I am sharing this in case it is useful to anyone who wants to bulk delete submissions from ODK Central leveraging the API and pyODK with the appropriate permissions to access your ODK Central instance. I'm not pretending it is well constructed, so please feel free to pimp my script!
And maybe share examples of other criteria you have used to identify submissions for deletion.
NOTE: You need to be running ODK Central v2024.2 or later for this functionality to work. And I'm assuming you have pyODK set up - I use Jupyter Lab
Summary
The script loads the submissions from a Project / Form into a dataframe and then uses criteria to filter those submissions for deletion. In this case I've chosen a cut-off date (so anything older than a particular date is deleted), but you could delete rejected
submissions using the same principle.
The script iterates through the dataframe and if it finds and deletes a submission (i.e. Response = 200) it changes the field __system.status
to deleted and exports the dataframe to csv as an audit log.
This will also delete the attachments associated with the submission (so it opens the door to reducing the database footprint)
#delete submissions - equivalent of API call:
#DELETE /v1/projects/{projectId}/forms/{xmlFormId}/submissions/{instanceId}
import pandas as pd
from pyodk.client import Client
#Delete submissions from the specified projectID and xmlFormID, that are older than the specified cutoffDate
#change these variables to suit your Central Server
projectId = [number]
xmlFormId = 'YourFormID'
cutoffDate = '2024-01-01T00:00:00Z'
output = 'local/path/to/audit/folder/' #output folder for recording deleted submissions
client = Client()
submissions = client.submissions.get_table(project_id=projectId, form_id=xmlFormId)
df = pd.json_normalize(data=submissions['value'], sep='.')
#loop through submissions,
for index,row in df.iterrows():
submitted = df.loc[index, '__system.submissionDate']
instanceId = df.loc[index, '__id']
if submitted < cutoffDate: #check if submission date is before the specified cutofDate
response = client.delete('/projects/'+str(projectId)+'/forms/'+str(xmlFormId)+'/submissions/'+str(instanceId))
if response.status_code == 200: #update status to deleted in df to identify the submission
df.at[index, '__system.status'] = 'deleted'
print('Instance: '+str(instanceId)+' submitted on: '+submitted +' status: '+str(response.status_code))
else:
print('Instance: '+str(instanceId)+' submitted on: '+submitted +' not deleted')
#export submission list to csv
df.to_csv(output+xmlFormId+cutoffDate[:10]+'.csv', columns=['__id','__system.submissionDate','__system.status'])
For safety purposes I also allow myself the luxury of restoring deleted submissions given that they are soft-deleted.

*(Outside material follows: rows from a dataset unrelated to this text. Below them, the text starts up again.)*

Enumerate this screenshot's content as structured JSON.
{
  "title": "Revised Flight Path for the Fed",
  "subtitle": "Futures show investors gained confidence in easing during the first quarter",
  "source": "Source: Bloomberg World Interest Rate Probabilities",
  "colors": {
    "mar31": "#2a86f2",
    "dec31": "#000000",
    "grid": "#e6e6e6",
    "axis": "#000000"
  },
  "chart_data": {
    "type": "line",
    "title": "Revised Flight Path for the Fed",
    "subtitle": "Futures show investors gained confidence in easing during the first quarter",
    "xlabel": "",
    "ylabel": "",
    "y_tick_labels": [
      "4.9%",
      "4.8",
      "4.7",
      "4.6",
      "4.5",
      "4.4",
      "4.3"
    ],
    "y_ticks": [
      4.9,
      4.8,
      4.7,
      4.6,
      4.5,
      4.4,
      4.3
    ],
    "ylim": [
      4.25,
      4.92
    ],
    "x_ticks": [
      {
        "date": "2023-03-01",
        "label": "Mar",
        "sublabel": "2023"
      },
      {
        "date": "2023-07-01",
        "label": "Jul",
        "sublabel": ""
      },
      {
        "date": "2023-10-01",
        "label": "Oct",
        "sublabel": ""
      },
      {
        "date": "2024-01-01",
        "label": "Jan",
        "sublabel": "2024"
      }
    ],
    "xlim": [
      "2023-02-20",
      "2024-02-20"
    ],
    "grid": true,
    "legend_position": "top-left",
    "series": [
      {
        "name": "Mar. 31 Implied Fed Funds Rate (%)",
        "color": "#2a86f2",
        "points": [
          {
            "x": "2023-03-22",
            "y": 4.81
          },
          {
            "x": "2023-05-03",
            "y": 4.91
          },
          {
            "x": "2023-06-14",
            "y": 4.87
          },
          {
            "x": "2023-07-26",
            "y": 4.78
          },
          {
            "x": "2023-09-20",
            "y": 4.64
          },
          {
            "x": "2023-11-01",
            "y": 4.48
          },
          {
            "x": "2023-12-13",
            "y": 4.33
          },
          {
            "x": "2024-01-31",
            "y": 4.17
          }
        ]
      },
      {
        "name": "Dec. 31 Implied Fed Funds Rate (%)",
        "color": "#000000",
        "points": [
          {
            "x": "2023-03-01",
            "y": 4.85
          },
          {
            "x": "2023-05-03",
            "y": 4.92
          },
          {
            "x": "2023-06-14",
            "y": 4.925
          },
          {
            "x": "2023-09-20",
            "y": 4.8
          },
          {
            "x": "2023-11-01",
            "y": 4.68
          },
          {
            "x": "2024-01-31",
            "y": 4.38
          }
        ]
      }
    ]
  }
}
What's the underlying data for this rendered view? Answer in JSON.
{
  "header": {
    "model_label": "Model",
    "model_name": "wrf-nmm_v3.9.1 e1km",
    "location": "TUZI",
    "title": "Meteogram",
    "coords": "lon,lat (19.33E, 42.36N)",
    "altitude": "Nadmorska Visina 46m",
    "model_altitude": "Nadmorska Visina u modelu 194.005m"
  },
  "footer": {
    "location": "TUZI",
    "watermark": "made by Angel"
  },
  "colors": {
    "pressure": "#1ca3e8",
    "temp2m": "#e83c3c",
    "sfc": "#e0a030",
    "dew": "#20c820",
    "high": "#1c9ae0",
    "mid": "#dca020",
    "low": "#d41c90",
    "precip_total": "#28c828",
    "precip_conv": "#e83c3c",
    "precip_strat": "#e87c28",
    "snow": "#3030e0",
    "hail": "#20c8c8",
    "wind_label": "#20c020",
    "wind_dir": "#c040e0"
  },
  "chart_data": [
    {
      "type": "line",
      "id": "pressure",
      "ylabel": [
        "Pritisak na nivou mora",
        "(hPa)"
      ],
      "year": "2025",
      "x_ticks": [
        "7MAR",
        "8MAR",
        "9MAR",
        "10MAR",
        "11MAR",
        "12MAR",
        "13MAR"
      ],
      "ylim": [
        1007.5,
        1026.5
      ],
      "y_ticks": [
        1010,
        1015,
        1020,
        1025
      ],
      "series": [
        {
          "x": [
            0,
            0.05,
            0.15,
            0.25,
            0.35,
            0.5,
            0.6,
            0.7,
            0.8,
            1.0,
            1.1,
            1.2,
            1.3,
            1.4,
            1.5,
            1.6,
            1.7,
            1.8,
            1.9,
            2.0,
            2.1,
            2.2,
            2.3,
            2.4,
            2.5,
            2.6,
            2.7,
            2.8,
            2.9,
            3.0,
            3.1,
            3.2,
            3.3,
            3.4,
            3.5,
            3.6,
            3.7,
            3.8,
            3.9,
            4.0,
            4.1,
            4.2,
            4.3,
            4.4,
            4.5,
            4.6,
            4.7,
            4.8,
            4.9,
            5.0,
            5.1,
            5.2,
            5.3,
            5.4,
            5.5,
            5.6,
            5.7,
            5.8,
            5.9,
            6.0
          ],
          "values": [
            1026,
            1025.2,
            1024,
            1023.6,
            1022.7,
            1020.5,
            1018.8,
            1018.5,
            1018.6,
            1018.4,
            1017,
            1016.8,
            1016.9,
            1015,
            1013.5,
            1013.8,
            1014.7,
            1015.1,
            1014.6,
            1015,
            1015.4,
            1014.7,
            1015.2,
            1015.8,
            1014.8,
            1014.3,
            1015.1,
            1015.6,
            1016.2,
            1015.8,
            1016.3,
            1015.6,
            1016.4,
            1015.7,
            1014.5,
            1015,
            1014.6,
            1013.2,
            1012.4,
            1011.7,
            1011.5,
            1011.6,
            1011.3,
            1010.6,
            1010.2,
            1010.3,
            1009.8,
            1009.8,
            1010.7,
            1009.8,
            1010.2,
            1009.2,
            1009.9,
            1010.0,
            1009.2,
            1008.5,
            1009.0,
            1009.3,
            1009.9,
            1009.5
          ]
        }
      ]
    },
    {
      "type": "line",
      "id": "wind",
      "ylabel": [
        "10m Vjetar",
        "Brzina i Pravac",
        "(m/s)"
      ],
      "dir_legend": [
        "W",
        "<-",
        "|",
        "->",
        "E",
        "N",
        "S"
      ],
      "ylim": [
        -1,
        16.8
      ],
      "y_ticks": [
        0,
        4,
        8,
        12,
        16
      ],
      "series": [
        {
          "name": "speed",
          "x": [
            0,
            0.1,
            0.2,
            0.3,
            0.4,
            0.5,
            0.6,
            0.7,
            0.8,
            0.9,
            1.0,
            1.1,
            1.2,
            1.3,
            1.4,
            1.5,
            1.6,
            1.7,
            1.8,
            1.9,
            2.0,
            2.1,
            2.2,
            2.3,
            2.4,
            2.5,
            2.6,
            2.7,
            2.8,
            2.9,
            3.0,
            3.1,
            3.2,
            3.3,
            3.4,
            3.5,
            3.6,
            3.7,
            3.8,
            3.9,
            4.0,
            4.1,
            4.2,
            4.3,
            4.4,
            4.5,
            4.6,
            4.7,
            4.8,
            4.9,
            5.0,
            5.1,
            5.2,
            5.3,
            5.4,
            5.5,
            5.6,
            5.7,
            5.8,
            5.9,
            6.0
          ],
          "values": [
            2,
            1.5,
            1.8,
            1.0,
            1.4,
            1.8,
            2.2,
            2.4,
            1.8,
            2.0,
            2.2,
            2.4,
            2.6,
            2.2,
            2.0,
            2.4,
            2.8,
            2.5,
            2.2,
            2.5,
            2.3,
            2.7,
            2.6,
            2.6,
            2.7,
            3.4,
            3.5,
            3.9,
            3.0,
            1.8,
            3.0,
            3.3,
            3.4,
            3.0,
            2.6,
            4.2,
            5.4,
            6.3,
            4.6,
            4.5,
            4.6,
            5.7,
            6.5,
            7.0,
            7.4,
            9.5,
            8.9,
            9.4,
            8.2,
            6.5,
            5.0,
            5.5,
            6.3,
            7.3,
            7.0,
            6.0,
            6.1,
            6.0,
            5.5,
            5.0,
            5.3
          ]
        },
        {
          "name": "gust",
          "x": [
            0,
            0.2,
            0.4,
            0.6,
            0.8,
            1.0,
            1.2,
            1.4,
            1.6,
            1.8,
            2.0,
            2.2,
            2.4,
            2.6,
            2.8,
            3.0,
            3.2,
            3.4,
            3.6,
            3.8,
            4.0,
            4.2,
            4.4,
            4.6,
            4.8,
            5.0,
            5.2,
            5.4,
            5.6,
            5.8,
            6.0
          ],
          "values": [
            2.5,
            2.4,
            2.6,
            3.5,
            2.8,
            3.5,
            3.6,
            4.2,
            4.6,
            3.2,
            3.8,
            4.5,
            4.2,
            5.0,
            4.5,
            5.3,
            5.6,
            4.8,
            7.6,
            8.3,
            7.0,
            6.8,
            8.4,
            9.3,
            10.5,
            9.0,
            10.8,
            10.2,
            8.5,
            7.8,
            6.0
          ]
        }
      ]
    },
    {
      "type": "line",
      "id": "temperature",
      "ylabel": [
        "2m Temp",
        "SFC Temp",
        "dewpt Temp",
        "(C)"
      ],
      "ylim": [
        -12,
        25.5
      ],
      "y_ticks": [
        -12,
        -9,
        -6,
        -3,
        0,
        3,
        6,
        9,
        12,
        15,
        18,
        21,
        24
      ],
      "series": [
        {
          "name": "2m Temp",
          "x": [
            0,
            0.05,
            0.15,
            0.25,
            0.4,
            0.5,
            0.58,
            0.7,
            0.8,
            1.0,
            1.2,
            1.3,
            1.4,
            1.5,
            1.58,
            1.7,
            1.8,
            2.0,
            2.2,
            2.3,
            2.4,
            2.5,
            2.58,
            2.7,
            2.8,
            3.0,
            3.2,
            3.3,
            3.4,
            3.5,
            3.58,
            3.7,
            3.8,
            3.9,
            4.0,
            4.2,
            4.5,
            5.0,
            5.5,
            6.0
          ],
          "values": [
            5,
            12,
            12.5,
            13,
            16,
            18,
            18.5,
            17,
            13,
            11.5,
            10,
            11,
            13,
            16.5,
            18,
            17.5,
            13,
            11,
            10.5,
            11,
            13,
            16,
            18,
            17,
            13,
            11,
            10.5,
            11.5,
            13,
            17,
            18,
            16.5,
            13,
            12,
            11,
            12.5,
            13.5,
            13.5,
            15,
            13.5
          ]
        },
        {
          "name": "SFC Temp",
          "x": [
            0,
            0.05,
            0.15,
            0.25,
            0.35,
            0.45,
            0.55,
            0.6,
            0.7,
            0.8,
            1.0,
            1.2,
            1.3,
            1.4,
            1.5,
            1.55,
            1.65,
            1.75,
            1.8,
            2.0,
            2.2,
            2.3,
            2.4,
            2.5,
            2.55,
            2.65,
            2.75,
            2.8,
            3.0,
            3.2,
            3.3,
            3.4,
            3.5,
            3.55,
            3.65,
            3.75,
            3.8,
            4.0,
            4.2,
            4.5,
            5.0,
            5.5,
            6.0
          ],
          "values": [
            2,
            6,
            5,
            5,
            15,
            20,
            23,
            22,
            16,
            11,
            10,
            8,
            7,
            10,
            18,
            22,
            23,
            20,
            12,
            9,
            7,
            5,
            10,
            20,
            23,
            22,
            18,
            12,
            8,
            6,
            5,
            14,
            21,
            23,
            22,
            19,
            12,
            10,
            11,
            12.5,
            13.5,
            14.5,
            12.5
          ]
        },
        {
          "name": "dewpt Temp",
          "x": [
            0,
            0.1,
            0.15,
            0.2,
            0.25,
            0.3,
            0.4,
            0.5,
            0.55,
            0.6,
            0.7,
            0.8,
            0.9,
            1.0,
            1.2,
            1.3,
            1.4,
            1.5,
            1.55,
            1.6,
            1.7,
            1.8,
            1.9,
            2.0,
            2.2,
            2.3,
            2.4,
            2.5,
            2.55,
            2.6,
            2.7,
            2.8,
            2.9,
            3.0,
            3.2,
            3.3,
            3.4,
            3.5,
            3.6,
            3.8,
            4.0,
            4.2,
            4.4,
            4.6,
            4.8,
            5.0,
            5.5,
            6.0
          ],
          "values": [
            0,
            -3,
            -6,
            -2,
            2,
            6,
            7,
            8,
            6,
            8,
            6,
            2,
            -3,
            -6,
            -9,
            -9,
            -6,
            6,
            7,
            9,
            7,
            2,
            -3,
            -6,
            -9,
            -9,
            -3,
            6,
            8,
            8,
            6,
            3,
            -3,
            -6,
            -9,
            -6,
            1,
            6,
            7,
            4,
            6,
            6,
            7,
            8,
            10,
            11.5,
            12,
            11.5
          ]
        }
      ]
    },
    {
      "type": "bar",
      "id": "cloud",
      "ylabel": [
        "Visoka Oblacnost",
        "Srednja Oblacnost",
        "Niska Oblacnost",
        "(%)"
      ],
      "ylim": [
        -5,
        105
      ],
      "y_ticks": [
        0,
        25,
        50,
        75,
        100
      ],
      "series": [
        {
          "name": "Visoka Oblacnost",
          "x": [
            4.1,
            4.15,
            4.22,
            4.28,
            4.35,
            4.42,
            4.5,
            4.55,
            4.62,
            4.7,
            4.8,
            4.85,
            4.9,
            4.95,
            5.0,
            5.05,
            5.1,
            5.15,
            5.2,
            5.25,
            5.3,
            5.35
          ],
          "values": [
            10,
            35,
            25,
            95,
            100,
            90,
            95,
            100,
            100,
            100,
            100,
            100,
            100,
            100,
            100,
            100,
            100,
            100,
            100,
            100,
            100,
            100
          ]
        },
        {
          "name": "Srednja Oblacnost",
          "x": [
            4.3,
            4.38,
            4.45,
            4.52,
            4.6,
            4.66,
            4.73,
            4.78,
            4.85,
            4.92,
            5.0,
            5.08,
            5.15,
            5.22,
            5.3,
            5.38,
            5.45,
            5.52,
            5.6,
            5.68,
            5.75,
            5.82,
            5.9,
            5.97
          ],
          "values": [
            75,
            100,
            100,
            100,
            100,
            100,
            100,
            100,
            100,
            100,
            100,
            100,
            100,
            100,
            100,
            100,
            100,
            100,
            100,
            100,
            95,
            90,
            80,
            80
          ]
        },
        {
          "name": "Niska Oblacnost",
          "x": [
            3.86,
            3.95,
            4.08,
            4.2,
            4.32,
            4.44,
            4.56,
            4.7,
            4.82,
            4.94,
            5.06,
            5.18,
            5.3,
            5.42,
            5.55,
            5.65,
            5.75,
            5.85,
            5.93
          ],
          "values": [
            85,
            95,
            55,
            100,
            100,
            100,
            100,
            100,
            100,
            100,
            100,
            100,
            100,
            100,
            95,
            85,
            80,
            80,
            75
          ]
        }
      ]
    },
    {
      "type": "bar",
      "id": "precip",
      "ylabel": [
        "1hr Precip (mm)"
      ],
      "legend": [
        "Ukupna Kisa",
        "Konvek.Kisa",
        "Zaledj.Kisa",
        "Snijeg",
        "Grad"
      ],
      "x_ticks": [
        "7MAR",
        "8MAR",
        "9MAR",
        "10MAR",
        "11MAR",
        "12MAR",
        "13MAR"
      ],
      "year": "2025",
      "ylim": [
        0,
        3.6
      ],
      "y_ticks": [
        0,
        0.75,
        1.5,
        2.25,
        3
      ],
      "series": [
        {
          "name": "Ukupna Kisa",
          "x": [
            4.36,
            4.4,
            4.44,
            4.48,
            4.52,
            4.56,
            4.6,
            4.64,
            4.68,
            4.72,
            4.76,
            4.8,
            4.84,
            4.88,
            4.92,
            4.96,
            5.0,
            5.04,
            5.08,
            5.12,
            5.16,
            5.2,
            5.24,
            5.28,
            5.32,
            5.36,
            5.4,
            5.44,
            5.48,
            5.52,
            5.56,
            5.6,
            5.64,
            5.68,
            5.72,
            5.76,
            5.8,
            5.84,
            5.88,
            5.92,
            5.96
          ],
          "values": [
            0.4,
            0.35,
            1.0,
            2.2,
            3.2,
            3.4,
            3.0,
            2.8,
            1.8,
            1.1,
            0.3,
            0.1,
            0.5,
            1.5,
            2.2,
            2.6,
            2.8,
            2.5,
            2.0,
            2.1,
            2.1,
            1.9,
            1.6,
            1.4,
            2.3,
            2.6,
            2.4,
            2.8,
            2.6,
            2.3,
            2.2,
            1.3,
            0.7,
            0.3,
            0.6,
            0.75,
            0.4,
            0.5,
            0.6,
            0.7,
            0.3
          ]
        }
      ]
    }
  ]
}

This uses your audit-log.csv Remember that this is time-limited (30 days by default) so be sure to check your work before opening any refreshments!
#restore soft deleted submissions (must be done within the purge period - 30 days by default)
df = pd.read_csv(output+xmlFormId+cutoffDate[:10]+'.csv')
for index,row in df.iterrows():
submitted = df.loc[index, '__system.submissionDate']
instanceId = df.loc[index, '__id']
status = df.loc[index, '__system.status']
if status == 'deleted':
response = client.post('/projects/'+str(projectId)+'/forms/'+str(xmlFormId)+'/submissions/'+str(instanceId)+'/restore')
df.at[index, '__system.status'] = 'restored'
print('Instance: '+str(instanceId)+' submitted on: '+submitted +' restored')
df.to_csv(output+xmlFormId+cutoffDate[:10]+'.csv', columns=['__id','__system.submissionDate','__system.status'])
Again this produces a csv audit log.
NOTE: this does not change __system.status
on the Server, just your local audit log file.
Hope this helps with the scary world of deleting submissions... Maybe it's just me
REMEMBER: once it's gone, it's gone. Measure twice, cut once...